One House or Two? The Annexe That Secured MDR
In Michelle Jacqueline Berrell & Anor v HMRC [2025] UKFTT 1067 (TC), the First-tier Tribunal considered whether a property comprising a main house and an attached annexe qualified for Multiple Dwellings Relief (MDR) for Stamp Duty Land Tax purposes. The Tribunal allowed the taxpayers’ appeal, concluding that the annexe constituted a separate “dwelling” within the meaning of Schedule 6B to the Finance Act 2003 and that MDR therefore applied to the transaction.

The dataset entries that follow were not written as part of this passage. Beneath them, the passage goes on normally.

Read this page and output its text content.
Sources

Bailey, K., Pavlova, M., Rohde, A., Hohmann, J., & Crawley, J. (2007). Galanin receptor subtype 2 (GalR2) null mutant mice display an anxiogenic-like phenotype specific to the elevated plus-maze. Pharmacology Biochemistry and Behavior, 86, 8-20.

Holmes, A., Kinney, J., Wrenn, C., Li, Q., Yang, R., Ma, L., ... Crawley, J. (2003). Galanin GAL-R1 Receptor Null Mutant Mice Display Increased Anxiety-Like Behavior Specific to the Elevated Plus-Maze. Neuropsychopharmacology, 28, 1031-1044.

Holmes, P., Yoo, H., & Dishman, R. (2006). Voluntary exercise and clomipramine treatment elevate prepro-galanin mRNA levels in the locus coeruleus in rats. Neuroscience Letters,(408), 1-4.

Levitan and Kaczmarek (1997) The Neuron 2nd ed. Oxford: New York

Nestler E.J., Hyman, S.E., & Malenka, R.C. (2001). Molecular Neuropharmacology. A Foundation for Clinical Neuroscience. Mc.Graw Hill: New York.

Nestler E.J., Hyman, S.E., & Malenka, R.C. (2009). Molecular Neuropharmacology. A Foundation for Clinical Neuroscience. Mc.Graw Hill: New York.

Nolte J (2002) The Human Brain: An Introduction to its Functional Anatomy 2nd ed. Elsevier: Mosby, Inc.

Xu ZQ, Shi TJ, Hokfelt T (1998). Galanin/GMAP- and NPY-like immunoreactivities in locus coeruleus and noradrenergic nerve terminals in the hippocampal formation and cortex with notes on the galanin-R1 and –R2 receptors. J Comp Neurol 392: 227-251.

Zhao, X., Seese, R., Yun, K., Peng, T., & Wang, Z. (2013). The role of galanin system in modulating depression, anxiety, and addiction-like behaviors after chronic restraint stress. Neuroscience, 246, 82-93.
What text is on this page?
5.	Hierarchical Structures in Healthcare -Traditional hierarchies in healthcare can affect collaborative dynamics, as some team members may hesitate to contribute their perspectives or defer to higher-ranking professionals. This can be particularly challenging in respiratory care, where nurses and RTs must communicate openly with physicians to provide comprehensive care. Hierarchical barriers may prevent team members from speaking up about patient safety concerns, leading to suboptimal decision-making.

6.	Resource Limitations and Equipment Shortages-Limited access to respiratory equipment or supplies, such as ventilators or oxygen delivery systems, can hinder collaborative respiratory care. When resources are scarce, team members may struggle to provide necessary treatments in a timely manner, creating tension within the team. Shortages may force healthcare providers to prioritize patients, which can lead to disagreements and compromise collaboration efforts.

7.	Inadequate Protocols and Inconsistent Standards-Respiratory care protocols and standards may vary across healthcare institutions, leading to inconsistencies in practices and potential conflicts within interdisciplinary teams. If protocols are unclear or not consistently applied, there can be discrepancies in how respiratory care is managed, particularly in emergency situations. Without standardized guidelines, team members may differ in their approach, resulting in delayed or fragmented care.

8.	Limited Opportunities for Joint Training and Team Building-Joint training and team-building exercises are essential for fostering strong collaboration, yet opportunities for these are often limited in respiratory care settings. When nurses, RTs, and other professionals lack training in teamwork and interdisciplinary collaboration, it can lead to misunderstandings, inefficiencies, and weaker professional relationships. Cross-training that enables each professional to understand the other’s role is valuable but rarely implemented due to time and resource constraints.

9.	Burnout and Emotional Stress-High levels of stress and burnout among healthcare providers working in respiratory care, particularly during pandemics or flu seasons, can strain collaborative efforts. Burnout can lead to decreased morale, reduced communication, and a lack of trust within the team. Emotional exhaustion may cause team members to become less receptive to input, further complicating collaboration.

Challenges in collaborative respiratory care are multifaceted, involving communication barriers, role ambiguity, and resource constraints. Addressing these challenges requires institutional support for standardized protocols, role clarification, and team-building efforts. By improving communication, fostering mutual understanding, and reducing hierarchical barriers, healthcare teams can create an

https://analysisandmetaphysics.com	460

The taxpayers purchased the property in December 2021 for £492,000 and initially submitted their SDLT return without claiming MDR. They later amended the return to reclaim SDLT on the basis that the property comprised two dwellings. The property consisted of a detached three-bedroom house and a single-storey annexe converted from a former garage. The annexe included a studio living and sleeping area, a toilet and shower room, and a utility room with a sink and a high-voltage cooker connection. Access to the annexe was via a lockable door from a shared front porch, and it benefited from independent electric heating, a separate fuse box and a separate stop tap, although it relied on the main house boiler for hot water and did not have separate utility meters, council tax registration or Land Registry title.
HMRC rejected the MDR claim, arguing that the annexe lacked sufficient independence to be regarded as a separate dwelling. Particular emphasis was placed on the shared access arrangements, the lack of separate meters and titles, the shared hot water supply and the configuration of a narrow rear hallway giving rise to concerns about privacy and security, especially in relation to garden access. HMRC also relied on the fact that the property had been marketed as a single dwelling.

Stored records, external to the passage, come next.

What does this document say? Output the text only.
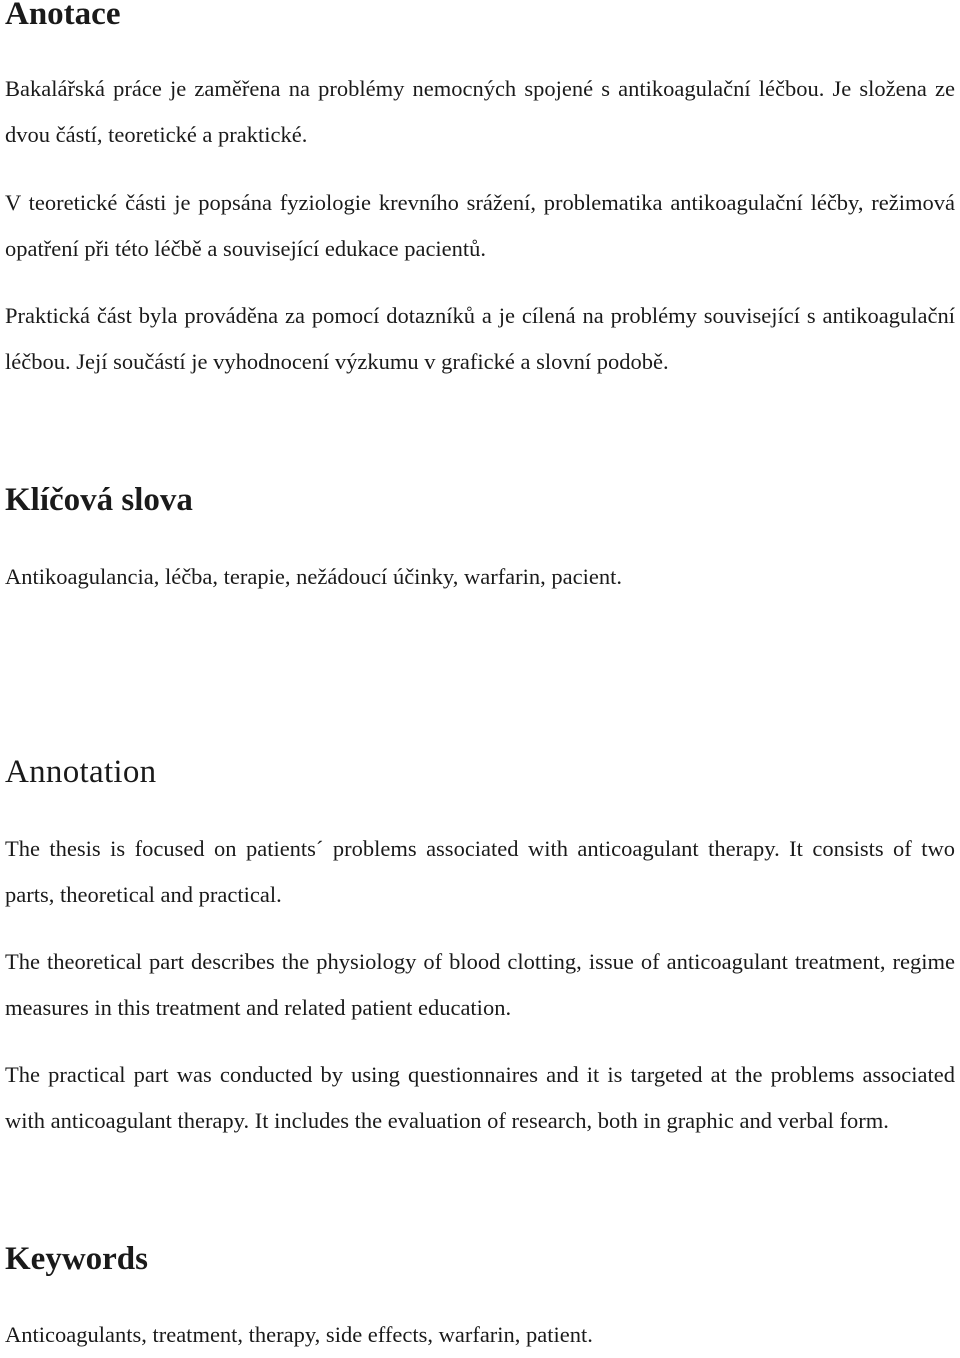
Anotace

Bakalářská práce je zaměřena na problémy nemocných spojené s antikoagulační léčbou. Je složena ze dvou částí, teoretické a praktické.

V teoretické části je popsána fyziologie krevního srážení, problematika antikoagulační léčby, režimová opatření při této léčbě a související edukace pacientů.

Praktická část byla prováděna za pomocí dotazníků a je cílená na problémy související s antikoagulační léčbou. Její součástí je vyhodnocení výzkumu v grafické a slovní podobě.

Klíčová slova

Antikoagulancia, léčba, terapie, nežádoucí účinky, warfarin, pacient.

Annotation

The thesis is focused on patients´ problems associated with anticoagulant therapy. It consists of two parts, theoretical and practical.

The theoretical part describes the physiology of blood clotting, issue of anticoagulant treatment, regime measures in this treatment and related patient education.

The practical part was conducted by using questionnaires and it is targeted at the problems associated with anticoagulant therapy. It includes the evaluation of research, both in graphic and verbal form.

Keywords

Anticoagulants, treatment, therapy, side effects, warfarin, patient.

The Tribunal approached the case by applying the established multi-factorial test for determining whether a unit is “used or suitable for use as a single dwelling” at the effective date of the transaction. Consistent with earlier authority, the Tribunal focused primarily on the physical attributes of the property and whether the annexe afforded the facilities necessary to meet basic domestic needs, namely sleeping, hygiene and cooking, together with an adequate degree of privacy, security and practical self-sufficiency.
In weighing the evidence, the Tribunal identified a number of strong indicators in favour of the annexe being suitable for separate occupation. These included the presence of dedicated living and sleeping space, its own bathroom facilities, the ability to cook without physical alteration to the building, a lockable entrance, and a meaningful degree of separation in terms of services, such as independent heating and electrical infrastructure. While acknowledging the absence of separate meters and formal separateness in legal and administrative terms, the Tribunal regarded these points as relevant but not determinative.

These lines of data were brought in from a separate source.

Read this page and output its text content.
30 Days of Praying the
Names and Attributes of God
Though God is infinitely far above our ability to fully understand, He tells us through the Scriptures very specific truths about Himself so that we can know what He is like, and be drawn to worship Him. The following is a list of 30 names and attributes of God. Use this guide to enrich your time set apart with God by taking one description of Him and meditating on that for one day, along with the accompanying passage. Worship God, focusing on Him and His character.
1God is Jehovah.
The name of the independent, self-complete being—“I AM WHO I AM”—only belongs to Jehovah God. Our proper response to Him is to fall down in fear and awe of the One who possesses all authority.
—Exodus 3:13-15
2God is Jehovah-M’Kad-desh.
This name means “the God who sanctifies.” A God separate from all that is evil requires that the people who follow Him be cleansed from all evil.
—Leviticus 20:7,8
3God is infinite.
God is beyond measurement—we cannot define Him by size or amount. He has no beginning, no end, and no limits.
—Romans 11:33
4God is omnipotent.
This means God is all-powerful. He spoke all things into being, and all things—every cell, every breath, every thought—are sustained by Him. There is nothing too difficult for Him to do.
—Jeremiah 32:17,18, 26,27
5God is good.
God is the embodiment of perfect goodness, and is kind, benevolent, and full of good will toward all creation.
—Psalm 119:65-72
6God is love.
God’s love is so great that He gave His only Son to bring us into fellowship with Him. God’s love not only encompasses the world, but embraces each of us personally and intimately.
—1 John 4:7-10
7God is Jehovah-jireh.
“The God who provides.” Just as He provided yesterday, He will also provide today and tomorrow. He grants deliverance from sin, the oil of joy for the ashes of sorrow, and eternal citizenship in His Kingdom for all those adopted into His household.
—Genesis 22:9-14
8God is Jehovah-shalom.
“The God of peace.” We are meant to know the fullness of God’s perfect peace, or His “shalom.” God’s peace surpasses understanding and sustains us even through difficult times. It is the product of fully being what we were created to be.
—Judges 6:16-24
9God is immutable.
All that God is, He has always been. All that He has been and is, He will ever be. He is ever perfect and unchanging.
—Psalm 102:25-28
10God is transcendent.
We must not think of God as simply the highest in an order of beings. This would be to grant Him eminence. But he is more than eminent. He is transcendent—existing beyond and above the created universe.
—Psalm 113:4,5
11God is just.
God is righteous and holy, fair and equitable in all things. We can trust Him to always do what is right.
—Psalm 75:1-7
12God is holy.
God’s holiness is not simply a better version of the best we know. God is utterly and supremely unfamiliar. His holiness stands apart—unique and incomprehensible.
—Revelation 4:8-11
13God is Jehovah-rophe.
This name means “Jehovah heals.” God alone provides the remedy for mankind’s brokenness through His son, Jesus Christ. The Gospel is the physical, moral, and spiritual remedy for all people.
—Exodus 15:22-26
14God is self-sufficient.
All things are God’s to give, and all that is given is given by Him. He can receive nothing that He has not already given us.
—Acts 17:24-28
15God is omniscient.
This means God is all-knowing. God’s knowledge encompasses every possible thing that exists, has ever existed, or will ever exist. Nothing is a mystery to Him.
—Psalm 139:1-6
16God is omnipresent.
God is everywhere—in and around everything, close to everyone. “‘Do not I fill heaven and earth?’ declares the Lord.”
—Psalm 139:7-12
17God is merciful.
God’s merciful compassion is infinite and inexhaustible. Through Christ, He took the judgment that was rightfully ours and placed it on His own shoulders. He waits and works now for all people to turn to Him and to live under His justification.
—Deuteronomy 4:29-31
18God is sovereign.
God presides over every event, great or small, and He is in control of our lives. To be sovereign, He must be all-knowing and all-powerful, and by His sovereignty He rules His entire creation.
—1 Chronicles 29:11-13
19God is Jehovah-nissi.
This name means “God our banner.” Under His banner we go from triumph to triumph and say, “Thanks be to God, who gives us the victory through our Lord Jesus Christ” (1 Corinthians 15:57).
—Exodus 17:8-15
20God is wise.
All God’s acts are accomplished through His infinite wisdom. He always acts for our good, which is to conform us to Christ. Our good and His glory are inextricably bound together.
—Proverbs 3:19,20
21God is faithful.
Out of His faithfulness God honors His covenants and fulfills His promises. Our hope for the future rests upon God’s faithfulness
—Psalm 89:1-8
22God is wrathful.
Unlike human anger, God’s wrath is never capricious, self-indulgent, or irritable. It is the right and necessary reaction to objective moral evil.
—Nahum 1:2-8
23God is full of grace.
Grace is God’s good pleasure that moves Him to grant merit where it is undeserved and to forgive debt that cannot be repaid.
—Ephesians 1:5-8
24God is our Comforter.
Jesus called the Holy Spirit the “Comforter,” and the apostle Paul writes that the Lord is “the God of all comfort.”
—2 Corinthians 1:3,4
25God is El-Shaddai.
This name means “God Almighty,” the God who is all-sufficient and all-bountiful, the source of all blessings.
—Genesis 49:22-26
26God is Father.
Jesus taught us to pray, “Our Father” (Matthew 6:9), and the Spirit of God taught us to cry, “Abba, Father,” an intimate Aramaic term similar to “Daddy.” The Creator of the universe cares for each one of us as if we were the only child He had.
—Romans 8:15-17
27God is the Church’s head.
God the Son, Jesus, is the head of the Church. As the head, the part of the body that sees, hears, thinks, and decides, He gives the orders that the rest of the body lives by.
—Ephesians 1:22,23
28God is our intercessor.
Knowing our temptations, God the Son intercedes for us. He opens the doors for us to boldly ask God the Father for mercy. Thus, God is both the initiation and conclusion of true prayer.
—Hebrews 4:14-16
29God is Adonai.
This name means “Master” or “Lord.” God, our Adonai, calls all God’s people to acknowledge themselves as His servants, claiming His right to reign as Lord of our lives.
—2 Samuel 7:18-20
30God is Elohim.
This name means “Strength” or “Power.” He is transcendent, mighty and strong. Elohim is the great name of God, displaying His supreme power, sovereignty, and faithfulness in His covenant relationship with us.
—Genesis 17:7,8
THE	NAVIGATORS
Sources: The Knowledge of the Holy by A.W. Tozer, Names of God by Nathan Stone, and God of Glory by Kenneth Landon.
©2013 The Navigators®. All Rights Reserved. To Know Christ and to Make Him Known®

The most challenging aspect of the case concerned the rear hallway and garden access, which raised legitimate concerns about privacy and security. HMRC argued that the Tribunal should not speculate about hypothetical arrangements for occupation and should confine itself strictly to the physical layout as it existed at completion. The Tribunal rejected that rigid approach, holding that it was permissible, as part of the overall assessment, to consider whether realistic legal terms of occupation could be envisaged that would address such issues. The Tribunal concluded that workable arrangements could reasonably be contemplated, for example by treating certain areas as communal or by restricting garden access, and that these practical imperfections did not prevent the annexe from being suitable for use as a single dwelling.
Taking all factors into account, the Tribunal concluded that the property comprised at least two dwellings for the purposes of Schedule 6B and that MDR applied. The appeal was therefore allowed. The decision reinforces the fact-sensitive nature of the “dwelling” test and confirms that shared access or utilities do not automatically preclude separate dwelling status.
Although MDR has since been abolished for most transactions completing on or after 1 June 2024, subject to limited transitional rules, the decision remains important for historic claims, ongoing enquiries and transactions protected by those transitional provisions. More broadly, it provides helpful guidance on how tribunals assess annexes and sub-units, emphasising substance over form and rejecting a simplistic requirement that a unit must be fully self-contained in every respect to qualify as a separate dwelling.